The characters that Olsson uses to tell these stories are wealths of information, and tell their stories very well. Angela Davies features prominently, from interviews recorded whilst she was incarcerated for owning a gun, a legal activity, to her present day commentary on the recorded footage.
The Black Power Mixtape tells untold stories from the heart of the Civil Rights Movement. It’s as timely and topical now as it was then; a necessary picture that not only illuminates and reminds us of the past, but brings a spotlight on the present too.
Furthermore, we can use The Black Power Mixtape to address race issues in Europe and the UK too. As we become more multicultural, it’s important not to bury our heads in the sand when it comes to racism and to face issues head on, learning lessons from the past and embracing not only what makes us different, but also what makes us all the same.
The Black Power Mixtape is informative and interesting, and despite being forgotten for 30 years, still very relevant.
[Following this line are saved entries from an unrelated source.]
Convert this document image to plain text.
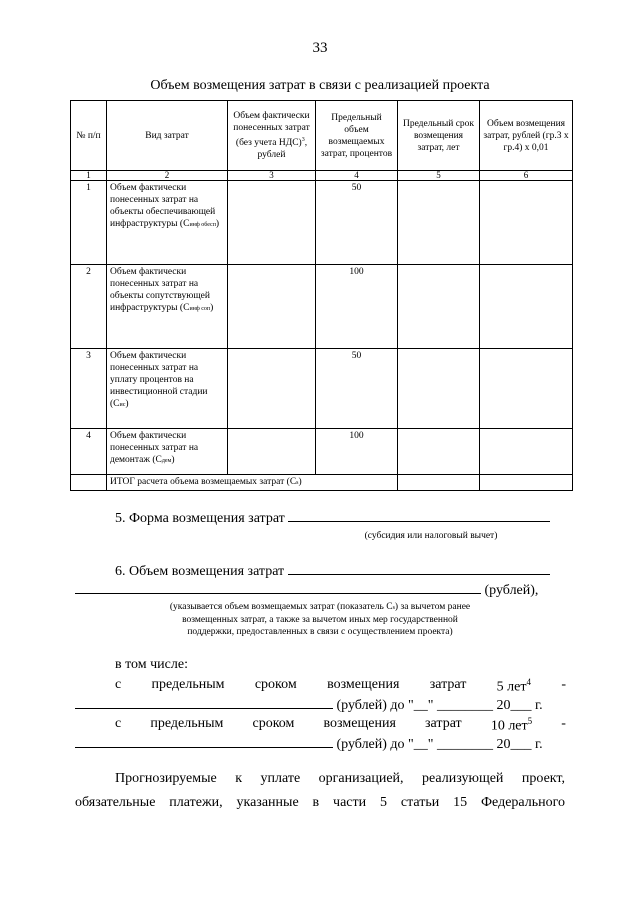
33
Объем возмещения затрат в связи с реализацией проекта
№ п/п	Вид затрат	Объем фактически понесенных затрат (без учета НДС)$^3$, рублей	Предельный объем возмещаемых затрат, процентов	Предельный срок возмещения затрат, лет	Объем возмещения затрат, рублей (гр.3 х гр.4) х 0,01
1	2	3	4	5	6
1	Объем фактически понесенных затрат на объекты обеспечивающей инфраструктуры (Синф обесп)		50		
2	Объем фактически понесенных затрат на объекты сопутствующей инфраструктуры (Синф соп)		100		
3	Объем фактически понесенных затрат на уплату процентов на инвестиционной стадии (Сис)		50		
4	Объем фактически понесенных затрат на демонтаж (Сдем)		100		
	ИТОГ расчета объема возмещаемых затрат (Сs)				
5. Форма возмещения затрат
(субсидия или налоговый вычет)
6. Объем возмещения затрат
(рублей),
(указывается объем возмещаемых затрат (показатель Сs) за вычетом ранее
возмещенных затрат, а также за вычетом иных мер государственной
поддержки, предоставленных в связи с осуществлением проекта)
в том числе:
с предельным сроком возмещения затрат 5 лет$^4$ -
(рублей) до "__" ________ 20___ г.
с предельным сроком возмещения затрат 10 лет$^5$ -
(рублей) до "__" ________ 20___ г.
Прогнозируемые к уплате организацией, реализующей проект,
обязательные платежи, указанные в части 5 статьи 15 Федерального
Frances likes words and pictures, regardless of media. She finds great comfort and escape in film, and is attracted to anything character-driven with a strong story. Through these stories, she will find meaning in the world. Three movies that Frances thinks are really good for this are You and Me and Everyone We Know (Miranda July), I’m A Cyborg, But That’s OK (Chan-Wook Park), and How I Ended This Summer (Alexei Popogrebsky).
When Frances grows up, she would like to write words and make pictures and have cool people recognise her on the street and tell her that they really enjoy her work.